Est-ce que vous vous donnez une limite, un quota ? Jusqu’à combien de projets en même temps vous pouvez suivre ?
Aujourd’hui la limite, on y est déjà ! Je suis actuellement impliquée dans huit projets simultanément : un projet de série en diffusion (Bouchon), un court métrage en festivals, un moyen métrage à tourner, trois projets de séries longues, et deux projets de séries courtes en développement.
Ce qui est difficile, c’est la création de séries longues. C’est un processus long, de l’écriture à la diffusion, cela prend environ 6 ans. Ce qui signifie qu’aujourd’hui, il faut être assez visionnaire pour répondre à une exigence éditoriale qui aura lieu dans 6 ans !

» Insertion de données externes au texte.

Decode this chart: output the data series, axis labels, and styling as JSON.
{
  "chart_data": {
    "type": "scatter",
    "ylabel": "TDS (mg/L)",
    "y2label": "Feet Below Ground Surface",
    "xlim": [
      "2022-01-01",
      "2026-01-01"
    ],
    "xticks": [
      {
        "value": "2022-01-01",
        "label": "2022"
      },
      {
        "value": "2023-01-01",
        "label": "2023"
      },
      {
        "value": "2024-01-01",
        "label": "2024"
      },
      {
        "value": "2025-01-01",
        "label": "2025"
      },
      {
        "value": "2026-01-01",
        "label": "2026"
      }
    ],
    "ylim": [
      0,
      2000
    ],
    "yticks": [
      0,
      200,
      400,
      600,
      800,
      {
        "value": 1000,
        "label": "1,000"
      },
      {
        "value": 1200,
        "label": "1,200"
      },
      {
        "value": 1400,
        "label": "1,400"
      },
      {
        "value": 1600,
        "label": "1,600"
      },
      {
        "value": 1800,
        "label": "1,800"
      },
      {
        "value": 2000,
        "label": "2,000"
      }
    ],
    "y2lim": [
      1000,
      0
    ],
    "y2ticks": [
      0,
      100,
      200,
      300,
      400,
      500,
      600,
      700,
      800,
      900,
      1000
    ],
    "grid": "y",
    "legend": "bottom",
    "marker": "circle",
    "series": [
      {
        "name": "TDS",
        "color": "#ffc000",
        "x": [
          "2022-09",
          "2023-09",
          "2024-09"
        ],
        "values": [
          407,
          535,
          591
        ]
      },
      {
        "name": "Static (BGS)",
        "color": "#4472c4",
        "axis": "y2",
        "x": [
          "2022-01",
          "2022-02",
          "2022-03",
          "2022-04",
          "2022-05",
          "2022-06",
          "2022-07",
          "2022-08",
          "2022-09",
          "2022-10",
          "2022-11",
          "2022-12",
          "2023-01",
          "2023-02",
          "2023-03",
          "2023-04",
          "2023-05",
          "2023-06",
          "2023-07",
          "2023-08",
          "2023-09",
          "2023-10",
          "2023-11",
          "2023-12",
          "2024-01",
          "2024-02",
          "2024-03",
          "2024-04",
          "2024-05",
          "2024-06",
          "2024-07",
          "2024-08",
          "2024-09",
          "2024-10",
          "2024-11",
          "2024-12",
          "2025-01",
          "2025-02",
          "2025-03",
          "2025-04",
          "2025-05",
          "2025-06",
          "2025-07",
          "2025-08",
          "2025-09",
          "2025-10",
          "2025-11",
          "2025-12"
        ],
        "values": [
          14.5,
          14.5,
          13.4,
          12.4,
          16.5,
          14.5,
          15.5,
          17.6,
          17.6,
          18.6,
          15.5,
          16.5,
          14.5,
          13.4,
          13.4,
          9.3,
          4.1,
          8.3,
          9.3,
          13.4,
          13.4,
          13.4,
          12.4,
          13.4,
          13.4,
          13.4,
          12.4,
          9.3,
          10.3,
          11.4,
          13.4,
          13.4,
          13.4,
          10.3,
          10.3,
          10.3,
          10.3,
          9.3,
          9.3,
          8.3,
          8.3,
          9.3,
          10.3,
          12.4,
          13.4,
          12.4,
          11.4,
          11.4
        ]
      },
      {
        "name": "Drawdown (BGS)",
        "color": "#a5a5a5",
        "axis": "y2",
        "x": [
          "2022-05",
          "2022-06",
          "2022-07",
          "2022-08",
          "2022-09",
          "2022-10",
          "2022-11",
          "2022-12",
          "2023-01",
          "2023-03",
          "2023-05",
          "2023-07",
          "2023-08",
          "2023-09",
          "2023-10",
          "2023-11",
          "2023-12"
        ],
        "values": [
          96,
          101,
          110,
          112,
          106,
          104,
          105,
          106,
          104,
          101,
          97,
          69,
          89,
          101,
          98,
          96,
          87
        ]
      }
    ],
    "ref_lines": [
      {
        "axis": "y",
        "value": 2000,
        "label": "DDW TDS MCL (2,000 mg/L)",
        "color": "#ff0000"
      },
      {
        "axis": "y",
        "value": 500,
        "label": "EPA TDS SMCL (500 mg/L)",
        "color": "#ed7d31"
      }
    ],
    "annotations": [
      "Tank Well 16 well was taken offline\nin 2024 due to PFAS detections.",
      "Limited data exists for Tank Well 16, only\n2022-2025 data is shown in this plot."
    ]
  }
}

En conséquence, je ne peux plus accepter de nouveaux projets pour l’instant, malgré les coups de cœur que je pourrais avoir.
Malgré ce planning bien chargé, vous prenez de votre temps pour transmettre votre goût pour votre métier. Auprès notamment du Tremplin du Series Mania Institute, qui accompagne des jeunes de 18 à 25 ans dans la découverte des métiers de la création sérielle. Pouvez-vous nous en dire plus ?
Je m’en suis sortie toute seule dans ce métier. J’aurais aimé avoir ces conseils plus tôt dans ma carrière, donc je trouve important de partager mon expérience pour aider ces jeunes à persévérer. Je trouve ça hyper important, parce que très vite on peut baisser les bras. Ça reste un milieu génial et aussi un milieu de requins.
En plus, je rencontre des gens extraordinaires dans ces formations qui m’apportent autant que je leur apporte. Cette année, cinq membres du Tremplin viendront sur mon prochain tournage. C’est génial de voir des yeux qui brillent et qui pétillent comme les leurs.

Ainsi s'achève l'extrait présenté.